Hooray—Foiled Again!

You may think of aluminum foil as simply a handy kitchen aid. But its strength and light-reflecting texture make it one of the most potent tools you can have in your pest-control arsenal. Here’s how to put it to work outside:

Make your garden cat-free. Fill empty 2-liter pop bottles halfway with water, and add a few drops of bleach to keep algae from growing. Then drop two or three long, thin strips of aluminum foil into each bottle, and set the containers every few feet around the area you want to protect. The constantly changing reflections from the foil and water will make cats think twice before they venture closer.

Erect a flashing fence. To keep birds and four-legged critters like rabbits and raccoons away from your garden, pound stakes into the soil at 3- to 4-foot intervals all around the plot, and run twine between the stakes. Then cut aluminum foil into strips about 1 inch wide and 5 inches long, and tape them every foot or so to the twine.

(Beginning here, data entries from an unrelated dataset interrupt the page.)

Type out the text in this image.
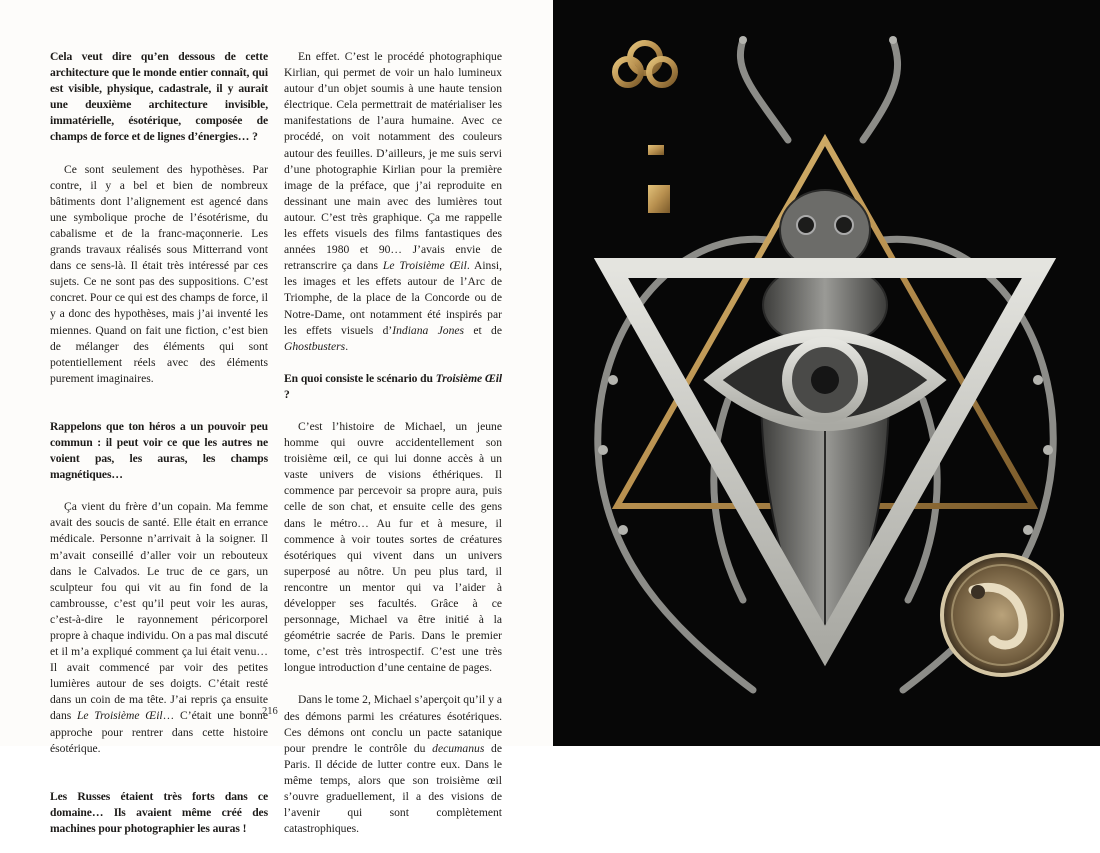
Cela veut dire qu’en dessous de cette architecture que le monde entier connaît, qui est visible, physique, cadastrale, il y aurait une deuxième architecture invisible, immatérielle, ésotérique, composée de champs de force et de lignes d’énergies… ?

Ce sont seulement des hypothèses. Par contre, il y a bel et bien de nombreux bâtiments dont l’alignement est agencé dans une symbolique proche de l’ésotérisme, du cabalisme et de la franc-maçonnerie. Les grands travaux réalisés sous Mitterrand vont dans ce sens-là. Il était très intéressé par ces sujets. Ce ne sont pas des suppositions. C’est concret. Pour ce qui est des champs de force, il y a donc des hypothèses, mais j’ai inventé les miennes. Quand on fait une fiction, c’est bien de mélanger des éléments qui sont potentiellement réels avec des éléments purement imaginaires.

Rappelons que ton héros a un pouvoir peu commun : il peut voir ce que les autres ne voient pas, les auras, les champs magnétiques…

Ça vient du frère d’un copain. Ma femme avait des soucis de santé. Elle était en errance médicale. Personne n’arrivait à la soigner. Il m’avait conseillé d’aller voir un rebouteux dans le Calvados. Le truc de ce gars, un sculpteur fou qui vit au fin fond de la cambrousse, c’est qu’il peut voir les auras, c’est-à-dire le rayonnement péricorporel propre à chaque individu. On a pas mal discuté et il m’a expliqué comment ça lui était venu… Il avait commencé par voir des petites lumières autour de ses doigts. C’était resté dans un coin de ma tête. J’ai repris ça ensuite dans Le Troisième Œil… C’était une bonne approche pour rentrer dans cette histoire ésotérique.

Les Russes étaient très forts dans ce domaine… Ils avaient même créé des machines pour photographier les auras !

En effet. C’est le procédé photographique Kirlian, qui permet de voir un halo lumineux autour d’un objet soumis à une haute tension électrique. Cela permettrait de matérialiser les manifestations de l’aura humaine. Avec ce procédé, on voit notamment des couleurs autour des feuilles. D’ailleurs, je me suis servi d’une photographie Kirlian pour la première image de la préface, que j’ai reproduite en dessinant une main avec des lumières tout autour. C’est très graphique. Ça me rappelle les effets visuels des films fantastiques des années 1980 et 90… J’avais envie de retranscrire ça dans Le Troisième Œil. Ainsi, les images et les effets autour de l’Arc de Triomphe, de la place de la Concorde ou de Notre-Dame, ont notamment été inspirés par les effets visuels d’Indiana Jones et de Ghostbusters.

En quoi consiste le scénario du Troisième Œil ?

C’est l’histoire de Michael, un jeune homme qui ouvre accidentellement son troisième œil, ce qui lui donne accès à un vaste univers de visions éthériques. Il commence par percevoir sa propre aura, puis celle de son chat, et ensuite celle des gens dans le métro… Au fur et à mesure, il commence à voir toutes sortes de créatures ésotériques qui vivent dans un univers superposé au nôtre. Un peu plus tard, il rencontre un mentor qui va l’aider à développer ses facultés. Grâce à ce personnage, Michael va être initié à la géométrie sacrée de Paris. Dans le premier tome, c’est très introspectif. C’est une très longue introduction d’une centaine de pages.

Dans le tome 2, Michael s’aperçoit qu’il y a des démons parmi les créatures ésotériques. Ces démons ont conclu un pacte satanique pour prendre le contrôle du decumanus de Paris. Il décide de lutter contre eux. Dans le même temps, alors que son troisième œil s’ouvre graduellement, il a des visions de l’avenir qui sont complètement catastrophiques.

216
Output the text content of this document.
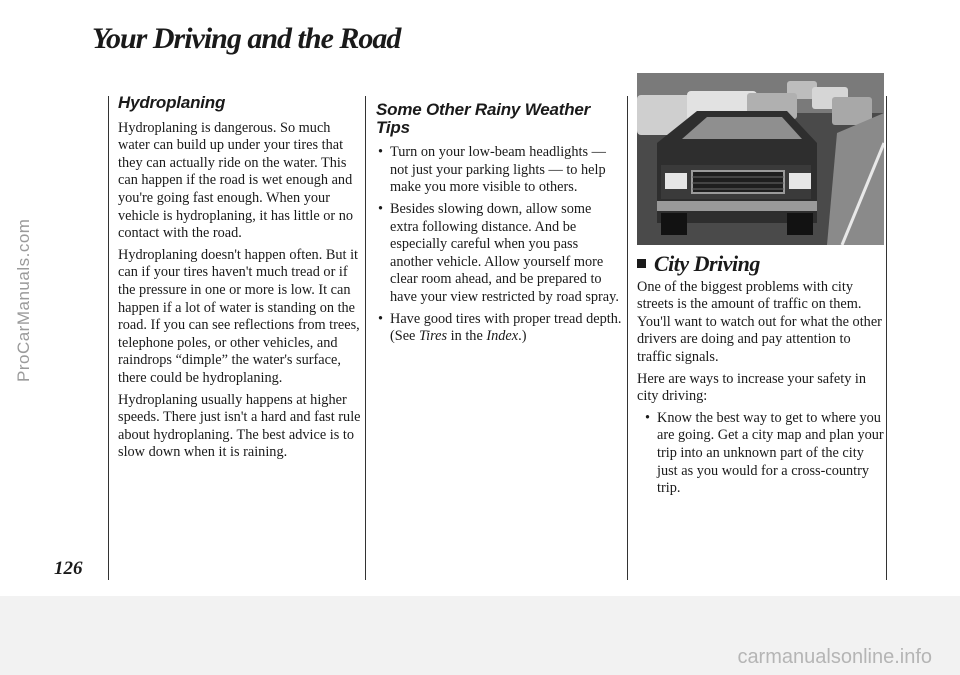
Your Driving and the Road
ProCarManuals.com
126
Hydroplaning

Hydroplaning is dangerous. So much water can build up under your tires that they can actually ride on the water. This can happen if the road is wet enough and you're going fast enough. When your vehicle is hydroplaning, it has little or no contact with the road.

Hydroplaning doesn't happen often. But it can if your tires haven't much tread or if the pressure in one or more is low. It can happen if a lot of water is standing on the road. If you can see reflections from trees, telephone poles, or other vehicles, and raindrops “dimple” the water's surface, there could be hydroplaning.

Hydroplaning usually happens at higher speeds. There just isn't a hard and fast rule about hydroplaning. The best advice is to slow down when it is raining.

Some Other Rainy Weather Tips
• Turn on your low-beam headlights — not just your parking lights — to help make you more visible to others.
• Besides slowing down, allow some extra following distance. And be especially careful when you pass another vehicle. Allow yourself more clear room ahead, and be prepared to have your view restricted by road spray.
• Have good tires with proper tread depth. (See Tires in the Index.)
City Driving

One of the biggest problems with city streets is the amount of traffic on them. You'll want to watch out for what the other drivers are doing and pay attention to traffic signals.

Here are ways to increase your safety in city driving:

• Know the best way to get to where you are going. Get a city map and plan your trip into an unknown part of the city just as you would for a cross-country trip.
carmanualsonline.info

Foil cutworms. All seedlings are vulnerable to these pests. To bar the “door,” wrap foil loosely around the stem of each tender young plant. The foil should extend about 2 inches below the ground and 3 inches above. You can remove the wrapping when the stalk is about ½ inch in diameter and too thick for the cutworms to damage.

Fend off slugs. These slimy villains will sink their jaws into just about any kind of plant under the sun. But the good news is that they can’t get through a coat of metallic armor. To protect single-stemmed plants, wrap a 1-inch-high band of crinkled aluminum foil around the bottom of the stem. For multi-stemmed plants, make a foil ring that’s long enough to encircle the whole base of the slugs’ target.

Deter flying insects. When placed on the soil around plants, aluminum foil will deter aphids, moths, thrips, whiteflies, and other destructive and disease-spreading insects. How? The light reflecting off the foil confuses the bugs so much that they can’t land. When you use this trick, it’s important to poke holes a few inches apart in the foil so that water can get down to the plants’ roots. Also, check on it periodically to see if the shiny covering is reflecting too much hot sun onto the foliage. If the plants’ lower leaves appear dry or crinkled, remove the foil immediately and give your plants a nice, cool drink of water.